Capecchi’s free, public lecture on Tuesday, March 18, will begin with a reception at 5:15 p.m. in the Collier Building Lobby. His talk, “The Making of a Scientist — An Unlikely Journey,” will begin at 6 p.m. in Collier Building Room 1050. He will discuss the triumphs and tribulations he experienced on his path to becoming who he is today and discuss the importance of science in our society.
“This lecture is meant to stimulate people into wanting to go into science and why I think science is fun,” Capecchi said. “What makes science seem hard is jargon. If you strip out the jargon, what we do really isn’t that complicated.”
Capecchi won the Nobel Prize along with Sir Martin Evans and Dr. Oliver Smithies for their work with gene targeting in mouse embryo-derived stem cells. This research could lead not only to better management, but also to cures for every known human disease.
On Wednesday, March 19, Capecchi will give a University Distinguished Lecture to scientists and academics about his work with genetics. The reception will begin at 8 a.m. in the lobby of the Health Education Building, and at 8:30 a.m. Capecchi will present his lecture, “Gene Targeting Into the 21st Century: Mouse Models of Human Diseases From Cancer to Neuropsychiatric Disorders.”
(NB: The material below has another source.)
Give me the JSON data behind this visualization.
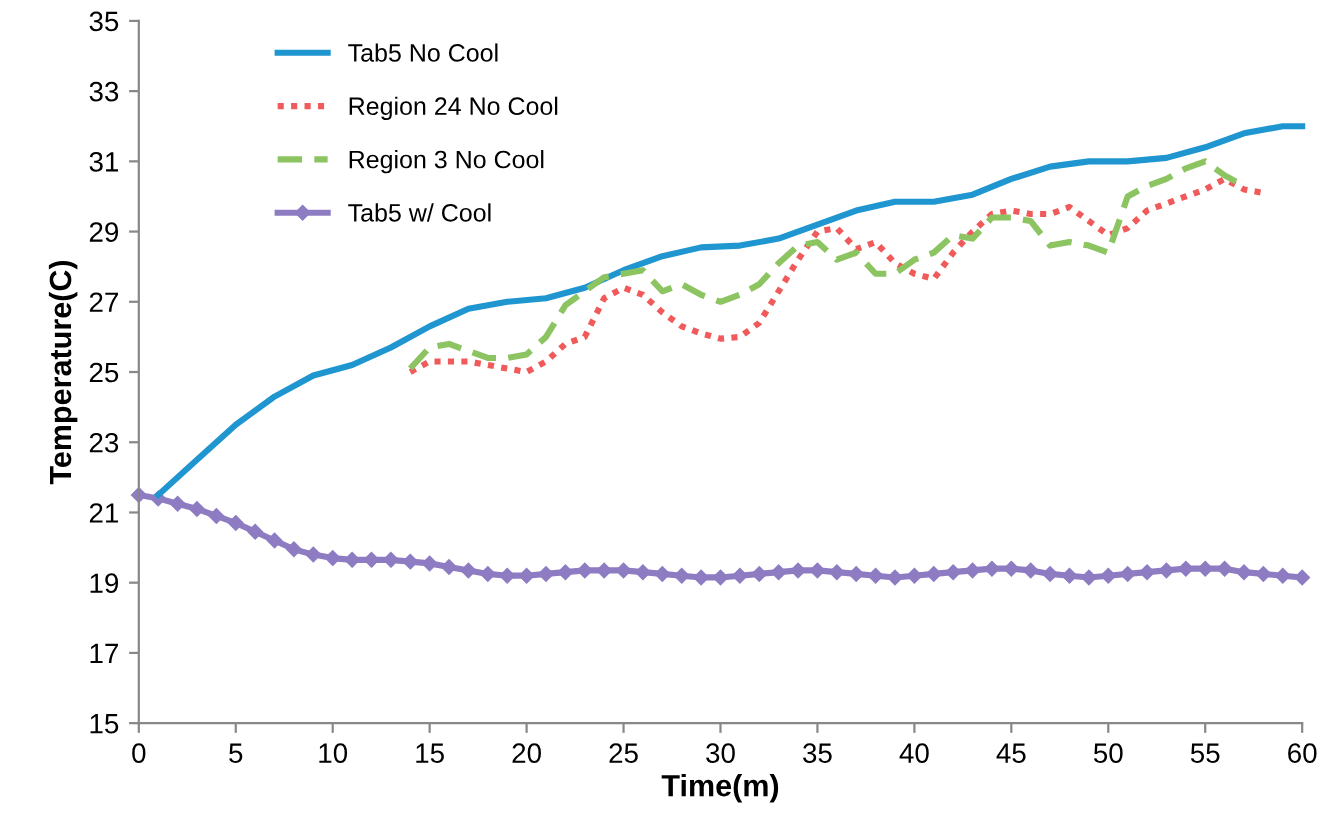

All are welcome to attend the lecture, though it is aimed toward a more scientific audience. The talk will be followed by a question-and-answer session.
“What I look forward to is lots of questions and interacting with the audience,” Capecchi said. “You can’t anticipate a question; they just pop out, and the wilder the better.”
Throughout his stay in Toledo, Capecchi will meet administrators, students and faculty in the departments of Medicine, Physiology and Pharmacology, Biochemistry and Cancer Biology, and Medical Microbiology and Immunology. He also will be a guest judge in the final round of oral and poster presentations for the 2014 Graduate Research Forum.